Radioengineering (Dec 2023)
Optimization of Bipolar Toeplitz Measurement Matrix Based on Cosine-Exponential Chaotic Map and Improved Abolghasemi Algorithm
Abstract
In compressive sensing theory, the measurement matrix plays a crucial role in compressive observation of sparse signals. The bipolar Toeplitz measurement matrix constructed based on chaotic map has advantages such as generating fewer free elements and supporting fast algorithms, making it widely used. While optimizing the measurement matrix can effectively improve its compressive sensing reconstruction performance, existing optimization algorithms are not suitable for the bipolar Toeplitz measurement matrix due to its structural and bipolar properties. To address this issue, this paper proposes an optimization method for the bipolar Toeplitz measurement matrix based on cosine-exponential (CE) chaotic map sequences and an improved Abolghasemi algorithm.

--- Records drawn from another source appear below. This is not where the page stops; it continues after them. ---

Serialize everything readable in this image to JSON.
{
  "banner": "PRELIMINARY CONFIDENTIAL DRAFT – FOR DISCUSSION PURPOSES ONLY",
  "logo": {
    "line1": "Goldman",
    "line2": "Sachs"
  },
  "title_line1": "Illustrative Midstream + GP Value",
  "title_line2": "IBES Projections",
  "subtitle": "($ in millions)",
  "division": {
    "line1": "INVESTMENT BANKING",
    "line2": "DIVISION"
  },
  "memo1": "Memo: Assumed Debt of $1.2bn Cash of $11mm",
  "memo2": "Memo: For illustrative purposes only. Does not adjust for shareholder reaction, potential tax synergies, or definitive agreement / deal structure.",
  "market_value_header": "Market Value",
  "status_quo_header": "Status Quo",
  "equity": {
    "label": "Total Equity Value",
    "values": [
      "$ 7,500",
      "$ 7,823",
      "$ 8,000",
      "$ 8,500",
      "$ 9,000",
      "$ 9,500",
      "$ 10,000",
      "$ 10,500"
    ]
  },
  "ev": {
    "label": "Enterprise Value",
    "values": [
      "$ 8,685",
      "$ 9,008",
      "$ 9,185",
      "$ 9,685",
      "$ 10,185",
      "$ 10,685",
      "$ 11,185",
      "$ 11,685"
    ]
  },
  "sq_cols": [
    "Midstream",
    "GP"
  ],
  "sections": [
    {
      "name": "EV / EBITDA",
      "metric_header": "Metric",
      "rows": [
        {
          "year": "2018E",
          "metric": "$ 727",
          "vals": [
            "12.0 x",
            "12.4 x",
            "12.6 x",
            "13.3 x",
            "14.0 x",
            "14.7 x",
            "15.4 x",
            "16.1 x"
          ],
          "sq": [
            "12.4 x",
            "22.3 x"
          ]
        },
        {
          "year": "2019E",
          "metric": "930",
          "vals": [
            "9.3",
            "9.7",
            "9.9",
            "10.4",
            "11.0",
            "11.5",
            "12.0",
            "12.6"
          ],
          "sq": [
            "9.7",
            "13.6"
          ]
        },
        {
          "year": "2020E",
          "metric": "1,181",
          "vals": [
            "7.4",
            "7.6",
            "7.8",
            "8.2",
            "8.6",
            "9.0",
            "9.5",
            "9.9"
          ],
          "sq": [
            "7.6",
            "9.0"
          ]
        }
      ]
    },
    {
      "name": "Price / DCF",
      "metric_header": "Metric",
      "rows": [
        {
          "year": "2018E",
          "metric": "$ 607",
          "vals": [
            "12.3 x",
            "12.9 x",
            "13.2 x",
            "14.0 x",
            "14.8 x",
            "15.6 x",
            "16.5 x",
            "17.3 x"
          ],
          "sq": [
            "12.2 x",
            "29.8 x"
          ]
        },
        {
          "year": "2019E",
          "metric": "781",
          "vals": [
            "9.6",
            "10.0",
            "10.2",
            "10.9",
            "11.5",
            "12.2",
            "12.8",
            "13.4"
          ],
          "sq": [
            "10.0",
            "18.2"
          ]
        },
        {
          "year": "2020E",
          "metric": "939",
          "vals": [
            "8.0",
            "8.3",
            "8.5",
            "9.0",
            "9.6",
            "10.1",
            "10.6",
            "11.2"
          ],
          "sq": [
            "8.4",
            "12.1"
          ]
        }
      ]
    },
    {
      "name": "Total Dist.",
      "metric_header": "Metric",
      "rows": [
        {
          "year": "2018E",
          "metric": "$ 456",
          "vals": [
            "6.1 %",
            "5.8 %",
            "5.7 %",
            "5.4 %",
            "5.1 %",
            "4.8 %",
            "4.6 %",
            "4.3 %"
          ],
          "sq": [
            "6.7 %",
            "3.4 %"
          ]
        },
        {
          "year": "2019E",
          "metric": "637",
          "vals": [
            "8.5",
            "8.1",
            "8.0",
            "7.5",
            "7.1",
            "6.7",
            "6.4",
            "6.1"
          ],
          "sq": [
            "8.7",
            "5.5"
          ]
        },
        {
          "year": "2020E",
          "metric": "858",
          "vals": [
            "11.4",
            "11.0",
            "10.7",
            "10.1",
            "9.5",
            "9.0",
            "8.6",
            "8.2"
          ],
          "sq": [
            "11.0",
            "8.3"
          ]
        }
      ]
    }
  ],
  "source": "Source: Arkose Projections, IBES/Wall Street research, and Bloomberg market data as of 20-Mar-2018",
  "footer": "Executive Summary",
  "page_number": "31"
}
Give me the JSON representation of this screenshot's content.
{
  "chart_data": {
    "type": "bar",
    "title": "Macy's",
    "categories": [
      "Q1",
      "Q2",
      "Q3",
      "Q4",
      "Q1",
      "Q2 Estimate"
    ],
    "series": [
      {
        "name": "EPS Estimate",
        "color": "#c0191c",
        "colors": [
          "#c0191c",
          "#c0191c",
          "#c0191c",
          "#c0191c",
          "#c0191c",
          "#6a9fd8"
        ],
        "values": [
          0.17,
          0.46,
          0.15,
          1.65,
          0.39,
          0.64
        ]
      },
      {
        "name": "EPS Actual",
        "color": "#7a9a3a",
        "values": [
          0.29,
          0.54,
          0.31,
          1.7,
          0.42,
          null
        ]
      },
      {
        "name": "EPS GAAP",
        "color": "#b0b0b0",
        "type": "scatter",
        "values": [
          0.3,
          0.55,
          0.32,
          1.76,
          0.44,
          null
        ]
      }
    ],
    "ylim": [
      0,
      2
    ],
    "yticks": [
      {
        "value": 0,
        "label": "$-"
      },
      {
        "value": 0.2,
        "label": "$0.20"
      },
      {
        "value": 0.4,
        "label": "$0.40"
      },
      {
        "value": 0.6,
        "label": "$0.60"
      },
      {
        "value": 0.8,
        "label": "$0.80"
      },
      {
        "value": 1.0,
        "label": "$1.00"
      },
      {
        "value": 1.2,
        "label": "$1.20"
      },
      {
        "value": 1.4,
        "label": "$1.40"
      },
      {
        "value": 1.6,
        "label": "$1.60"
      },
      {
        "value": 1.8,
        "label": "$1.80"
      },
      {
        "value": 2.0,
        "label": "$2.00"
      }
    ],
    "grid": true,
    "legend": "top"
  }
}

Using an enhanced CE chaotic map to generate chaotic sequences with greater chaos and randomness, we construct the measurement matrix and optimize it using the structure matrix and the improved Abolghasemi algorithm, which preserves the matrix's bipolarity without altering its structure. We also introduce constraints on the generated sequence values during the optimization process. Through simulation experiments, the effectiveness of our optimization algorithm is verified, as the optimized bipolar Toeplitz measurement matrix significantly reduces reconstruction error and improves reconstruction probability.